Before walking across the stage inside Murphy Center to pick up his degree May 7, MTSU senior recording industry major Hunter Marlowe of Newnan, Georgia, collected $7,500 in start-up cash to help bring his sound hole tambourine invention to the masses.
Marlowe was among the students who made it to the Jennings A. Jones College of Business’ 2016 Business Plan Competition Finals, which wrapped up the spring semester by awarding a total of almost $20,000 in prizes to four finalists and other student entrepreneurs looking to turn their business ideas into reality.
Marlowe is off to a good head start.
Called the “Jambourine by Marlowe,” the aspiring singer-songwriter’s invention is an accessory to acoustic and bass guitars that fits in the sound hole. As he describes it, the product “sits silent and out of the way under the strings, until the player slaps the strings or strums across the jingles to the beat.”
Dressed in a business suit and tie, Marlowe strapped on his guitar and provided the panel of six judges with a brief demonstration during the April 26 finals presentations in the Student Union Ballroom.
He then laid the guitar aside and guided the judges through a PowerPoint presentation that included an executive summary, timeline and sales projections as well as plans for Jambourine distribution, operations and marketing.
His efforts were enough to convince the panel that his was the most viable of the four finalists’ ideas.
“This money is definitely going to help start up, and every cent is going to go toward the business,” Marlowe said, first-place plaque in hand. His next step is to order 1,000 units of the product from the manufacturer, an expense he said is roughly $6,000.
Dr. Bill McDowell, chair holder of the Pam Wright Chair of Entrepreneurship, which sponsors the event, said the competition gives students an intense hands-on learning experience and allows them to gain feedback on their plans, develop networks and expose their ideas to potential investors.
The competition is open to students and alumni willing to put their business ideas on paper into a formal business plan and navigate a series of reviews — rounds of screenings, elevator pitches, trade show displays and the final presentations — in their quest for the top prizes.
The final presentations focused on the complete business plans, where teams presented their plans to the group of judges and fielded questions. Presentations are open to investors, MTSU faculty, staff, alumni, students and MTSU friends. Teams gave a maximum 15-minute presentation, followed by 10 minutes of questions and answers.
“Our students go through quite a process to get to this point,” McDowell said. “They utilize mentors, they utilize coaches to help them develop those plans fully, so that when they are finished they have a product and a completed plan that they can go and start their business if they have not already done so.”
The competition’s runner-up winner, which received $5,000, was Hükd — pronounced “hooked” — an on-demand roadside assistance application designed to connect technicians and stranded motorists in a more timely fashion.
The third-place winner of a $1,500 prize was Music for Youth, a social enterprise benefiting children ages 6-16 by providing enriching lessons through music.
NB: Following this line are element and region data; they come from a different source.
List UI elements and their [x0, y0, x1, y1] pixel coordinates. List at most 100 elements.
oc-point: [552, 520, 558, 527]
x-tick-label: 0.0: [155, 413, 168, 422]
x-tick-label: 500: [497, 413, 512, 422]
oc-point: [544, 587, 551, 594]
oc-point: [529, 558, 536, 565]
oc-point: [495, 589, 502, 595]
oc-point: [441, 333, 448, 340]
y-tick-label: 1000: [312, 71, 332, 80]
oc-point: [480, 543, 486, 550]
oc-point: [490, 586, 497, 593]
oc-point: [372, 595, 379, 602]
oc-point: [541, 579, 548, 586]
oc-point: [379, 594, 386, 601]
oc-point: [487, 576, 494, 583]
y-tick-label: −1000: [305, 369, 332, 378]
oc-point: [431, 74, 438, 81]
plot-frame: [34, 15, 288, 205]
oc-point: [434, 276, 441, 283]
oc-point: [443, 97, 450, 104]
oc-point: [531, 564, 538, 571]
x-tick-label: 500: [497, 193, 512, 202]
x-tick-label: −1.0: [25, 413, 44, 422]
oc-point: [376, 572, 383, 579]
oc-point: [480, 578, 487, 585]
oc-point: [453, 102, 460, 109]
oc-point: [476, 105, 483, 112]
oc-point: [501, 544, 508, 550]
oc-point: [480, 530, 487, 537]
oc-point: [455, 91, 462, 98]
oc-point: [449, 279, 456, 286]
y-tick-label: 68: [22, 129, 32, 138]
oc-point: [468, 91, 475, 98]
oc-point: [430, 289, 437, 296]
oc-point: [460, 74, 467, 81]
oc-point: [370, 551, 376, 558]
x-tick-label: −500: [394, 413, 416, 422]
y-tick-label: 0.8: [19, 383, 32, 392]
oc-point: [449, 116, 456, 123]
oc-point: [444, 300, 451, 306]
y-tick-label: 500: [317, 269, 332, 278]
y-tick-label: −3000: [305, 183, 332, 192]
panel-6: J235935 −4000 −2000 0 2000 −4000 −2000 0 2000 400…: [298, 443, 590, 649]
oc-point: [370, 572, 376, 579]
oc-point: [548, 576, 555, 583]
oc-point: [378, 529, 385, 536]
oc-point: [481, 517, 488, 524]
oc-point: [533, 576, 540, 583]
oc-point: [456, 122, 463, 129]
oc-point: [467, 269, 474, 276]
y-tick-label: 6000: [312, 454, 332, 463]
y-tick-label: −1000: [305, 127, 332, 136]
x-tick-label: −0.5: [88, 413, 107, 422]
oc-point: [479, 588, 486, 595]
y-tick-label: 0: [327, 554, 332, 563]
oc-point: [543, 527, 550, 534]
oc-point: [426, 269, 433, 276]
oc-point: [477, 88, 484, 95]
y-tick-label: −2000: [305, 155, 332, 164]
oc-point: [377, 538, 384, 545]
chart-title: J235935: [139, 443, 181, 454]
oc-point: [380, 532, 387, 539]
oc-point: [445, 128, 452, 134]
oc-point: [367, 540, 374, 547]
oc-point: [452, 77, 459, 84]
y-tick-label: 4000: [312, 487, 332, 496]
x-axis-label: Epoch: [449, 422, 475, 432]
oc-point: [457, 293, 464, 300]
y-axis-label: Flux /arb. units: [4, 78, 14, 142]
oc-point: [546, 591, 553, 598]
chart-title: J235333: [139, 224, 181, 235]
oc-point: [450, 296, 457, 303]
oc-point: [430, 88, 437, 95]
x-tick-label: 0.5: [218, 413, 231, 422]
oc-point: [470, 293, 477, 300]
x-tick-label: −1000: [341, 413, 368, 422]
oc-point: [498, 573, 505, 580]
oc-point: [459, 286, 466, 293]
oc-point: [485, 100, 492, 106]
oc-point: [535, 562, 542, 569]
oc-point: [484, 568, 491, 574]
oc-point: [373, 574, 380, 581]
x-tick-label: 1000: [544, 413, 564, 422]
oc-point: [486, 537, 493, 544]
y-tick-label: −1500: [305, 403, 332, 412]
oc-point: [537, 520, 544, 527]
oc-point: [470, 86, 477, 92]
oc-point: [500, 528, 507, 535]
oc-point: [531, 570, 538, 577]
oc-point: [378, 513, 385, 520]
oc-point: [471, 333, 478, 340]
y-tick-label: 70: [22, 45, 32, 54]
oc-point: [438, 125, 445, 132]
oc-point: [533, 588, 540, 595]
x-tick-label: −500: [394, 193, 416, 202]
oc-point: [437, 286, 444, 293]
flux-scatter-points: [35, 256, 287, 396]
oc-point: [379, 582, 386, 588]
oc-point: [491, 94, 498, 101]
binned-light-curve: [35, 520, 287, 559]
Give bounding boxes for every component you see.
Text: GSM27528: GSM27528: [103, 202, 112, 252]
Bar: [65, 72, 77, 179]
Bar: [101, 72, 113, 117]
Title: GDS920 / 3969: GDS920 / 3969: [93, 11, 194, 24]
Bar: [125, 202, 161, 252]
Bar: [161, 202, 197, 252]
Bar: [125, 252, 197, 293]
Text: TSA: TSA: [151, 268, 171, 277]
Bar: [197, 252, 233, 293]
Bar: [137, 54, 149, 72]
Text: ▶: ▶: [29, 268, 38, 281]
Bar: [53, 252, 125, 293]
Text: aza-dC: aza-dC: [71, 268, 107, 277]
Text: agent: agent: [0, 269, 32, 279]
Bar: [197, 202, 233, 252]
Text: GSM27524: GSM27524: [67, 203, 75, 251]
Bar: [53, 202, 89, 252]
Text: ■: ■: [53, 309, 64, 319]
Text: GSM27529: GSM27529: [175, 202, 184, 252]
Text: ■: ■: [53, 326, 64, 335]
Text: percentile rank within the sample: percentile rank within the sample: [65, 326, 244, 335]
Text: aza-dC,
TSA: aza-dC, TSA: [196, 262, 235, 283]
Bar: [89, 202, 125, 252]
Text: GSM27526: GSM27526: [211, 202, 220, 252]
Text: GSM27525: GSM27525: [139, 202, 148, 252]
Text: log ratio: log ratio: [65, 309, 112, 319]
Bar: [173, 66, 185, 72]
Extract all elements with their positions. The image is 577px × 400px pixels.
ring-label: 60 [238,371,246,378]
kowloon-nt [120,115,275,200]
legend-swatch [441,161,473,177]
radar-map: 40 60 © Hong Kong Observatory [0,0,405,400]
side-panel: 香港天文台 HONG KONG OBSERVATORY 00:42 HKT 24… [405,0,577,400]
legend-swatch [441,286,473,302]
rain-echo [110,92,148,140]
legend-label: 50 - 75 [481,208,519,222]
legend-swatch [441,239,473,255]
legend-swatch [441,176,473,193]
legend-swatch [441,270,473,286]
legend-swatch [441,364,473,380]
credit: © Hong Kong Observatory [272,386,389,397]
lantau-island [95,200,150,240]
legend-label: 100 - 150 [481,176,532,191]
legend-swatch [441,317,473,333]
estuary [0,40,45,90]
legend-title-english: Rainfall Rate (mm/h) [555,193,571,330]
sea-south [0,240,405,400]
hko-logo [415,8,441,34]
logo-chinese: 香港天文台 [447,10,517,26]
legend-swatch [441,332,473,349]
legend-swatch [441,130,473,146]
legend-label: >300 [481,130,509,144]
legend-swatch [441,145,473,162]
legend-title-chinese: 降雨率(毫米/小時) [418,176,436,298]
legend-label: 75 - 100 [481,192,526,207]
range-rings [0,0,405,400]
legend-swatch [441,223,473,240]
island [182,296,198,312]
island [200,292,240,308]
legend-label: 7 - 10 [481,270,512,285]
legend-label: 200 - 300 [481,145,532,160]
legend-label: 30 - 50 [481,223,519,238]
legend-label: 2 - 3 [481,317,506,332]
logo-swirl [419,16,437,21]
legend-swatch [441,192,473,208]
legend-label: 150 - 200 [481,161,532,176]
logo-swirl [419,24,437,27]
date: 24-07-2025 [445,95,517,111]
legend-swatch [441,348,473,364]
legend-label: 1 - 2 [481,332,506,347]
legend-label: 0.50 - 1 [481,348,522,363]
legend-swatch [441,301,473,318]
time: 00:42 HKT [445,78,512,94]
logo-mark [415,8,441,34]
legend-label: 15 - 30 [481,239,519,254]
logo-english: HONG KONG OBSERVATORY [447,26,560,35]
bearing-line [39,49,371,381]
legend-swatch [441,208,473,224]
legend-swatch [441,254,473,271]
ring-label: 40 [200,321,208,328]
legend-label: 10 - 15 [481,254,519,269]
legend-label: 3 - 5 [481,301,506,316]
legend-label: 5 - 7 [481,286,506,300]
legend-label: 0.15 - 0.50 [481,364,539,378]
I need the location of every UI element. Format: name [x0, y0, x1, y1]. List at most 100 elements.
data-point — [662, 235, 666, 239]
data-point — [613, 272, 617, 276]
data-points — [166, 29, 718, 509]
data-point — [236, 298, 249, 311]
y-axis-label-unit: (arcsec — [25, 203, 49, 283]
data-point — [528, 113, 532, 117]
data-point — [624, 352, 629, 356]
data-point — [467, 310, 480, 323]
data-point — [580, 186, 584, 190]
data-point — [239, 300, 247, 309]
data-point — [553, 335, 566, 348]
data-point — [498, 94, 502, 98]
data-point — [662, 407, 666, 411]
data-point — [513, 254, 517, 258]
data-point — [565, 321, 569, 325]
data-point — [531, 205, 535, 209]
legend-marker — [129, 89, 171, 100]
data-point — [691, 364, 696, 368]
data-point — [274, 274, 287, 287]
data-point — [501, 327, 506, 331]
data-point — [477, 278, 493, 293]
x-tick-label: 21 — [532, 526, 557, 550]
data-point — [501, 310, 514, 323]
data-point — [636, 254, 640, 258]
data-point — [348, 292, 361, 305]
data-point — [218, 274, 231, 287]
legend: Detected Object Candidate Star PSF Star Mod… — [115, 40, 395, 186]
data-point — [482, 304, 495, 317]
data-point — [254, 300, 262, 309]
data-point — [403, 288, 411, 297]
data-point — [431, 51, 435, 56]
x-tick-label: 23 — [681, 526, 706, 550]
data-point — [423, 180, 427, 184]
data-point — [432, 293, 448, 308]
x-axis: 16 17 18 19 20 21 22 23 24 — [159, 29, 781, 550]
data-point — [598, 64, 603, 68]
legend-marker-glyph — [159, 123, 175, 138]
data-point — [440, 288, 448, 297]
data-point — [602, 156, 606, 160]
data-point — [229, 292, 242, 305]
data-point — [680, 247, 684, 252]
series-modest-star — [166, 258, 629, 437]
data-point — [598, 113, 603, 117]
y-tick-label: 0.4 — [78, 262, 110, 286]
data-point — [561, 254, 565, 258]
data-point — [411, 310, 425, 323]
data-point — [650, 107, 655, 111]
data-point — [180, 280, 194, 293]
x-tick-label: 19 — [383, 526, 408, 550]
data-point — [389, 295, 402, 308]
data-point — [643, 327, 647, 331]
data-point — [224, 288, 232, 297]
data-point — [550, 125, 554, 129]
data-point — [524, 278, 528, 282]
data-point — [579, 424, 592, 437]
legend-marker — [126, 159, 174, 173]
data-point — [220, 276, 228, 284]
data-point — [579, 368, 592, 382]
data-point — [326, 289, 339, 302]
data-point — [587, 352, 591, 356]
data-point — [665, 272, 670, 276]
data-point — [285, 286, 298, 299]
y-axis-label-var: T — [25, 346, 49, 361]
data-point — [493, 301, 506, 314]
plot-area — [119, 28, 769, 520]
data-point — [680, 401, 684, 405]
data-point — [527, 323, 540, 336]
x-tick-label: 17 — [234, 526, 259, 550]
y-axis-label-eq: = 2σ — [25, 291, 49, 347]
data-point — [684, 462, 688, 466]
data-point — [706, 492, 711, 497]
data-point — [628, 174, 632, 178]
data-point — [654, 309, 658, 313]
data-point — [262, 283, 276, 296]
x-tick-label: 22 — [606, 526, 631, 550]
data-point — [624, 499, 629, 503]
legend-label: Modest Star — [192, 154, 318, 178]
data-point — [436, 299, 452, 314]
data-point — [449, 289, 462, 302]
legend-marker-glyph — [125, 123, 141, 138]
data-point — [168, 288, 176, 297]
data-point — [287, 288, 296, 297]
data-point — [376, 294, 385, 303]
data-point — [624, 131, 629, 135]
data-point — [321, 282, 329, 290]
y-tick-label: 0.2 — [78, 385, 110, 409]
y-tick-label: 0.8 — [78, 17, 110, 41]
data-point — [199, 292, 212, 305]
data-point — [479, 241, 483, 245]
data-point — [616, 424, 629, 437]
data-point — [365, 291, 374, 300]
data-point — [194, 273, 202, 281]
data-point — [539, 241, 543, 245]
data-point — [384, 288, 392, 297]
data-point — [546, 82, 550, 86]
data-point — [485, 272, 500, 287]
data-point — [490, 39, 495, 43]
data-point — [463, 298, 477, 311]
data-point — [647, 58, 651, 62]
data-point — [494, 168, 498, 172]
Fourth place and a $500 prize went to ESPY Discovery Labs, a life-science company that would assist with antibiotic production.
The judges also awarded secondary and specialty prizes, including two awards for creativity funded by a grant from the Clouse-Elrod Foundation. All of the secondary awards included $500 prizes.
The panel of judges included Jonathan Eby, vice president of operations for classical music label and distributor Naxos of America Inc.; Phil Gibbs, founding principal of The Disruption Lab; serial entrepreneurs Mark Cleveland and Pete Hendrix; Cindi Parmenter, vice president of operations for the Nashville Technology Council; and Peter Marcum, managing partner of Nashville software developer DevDigital LLC.
The business plan competition originated through the Wright Chair to cultivate an entrepreneurial spirit within the region with ideas ranging from for-profit to not-for-profit businesses and corporate entrepreneurship to social enterprises.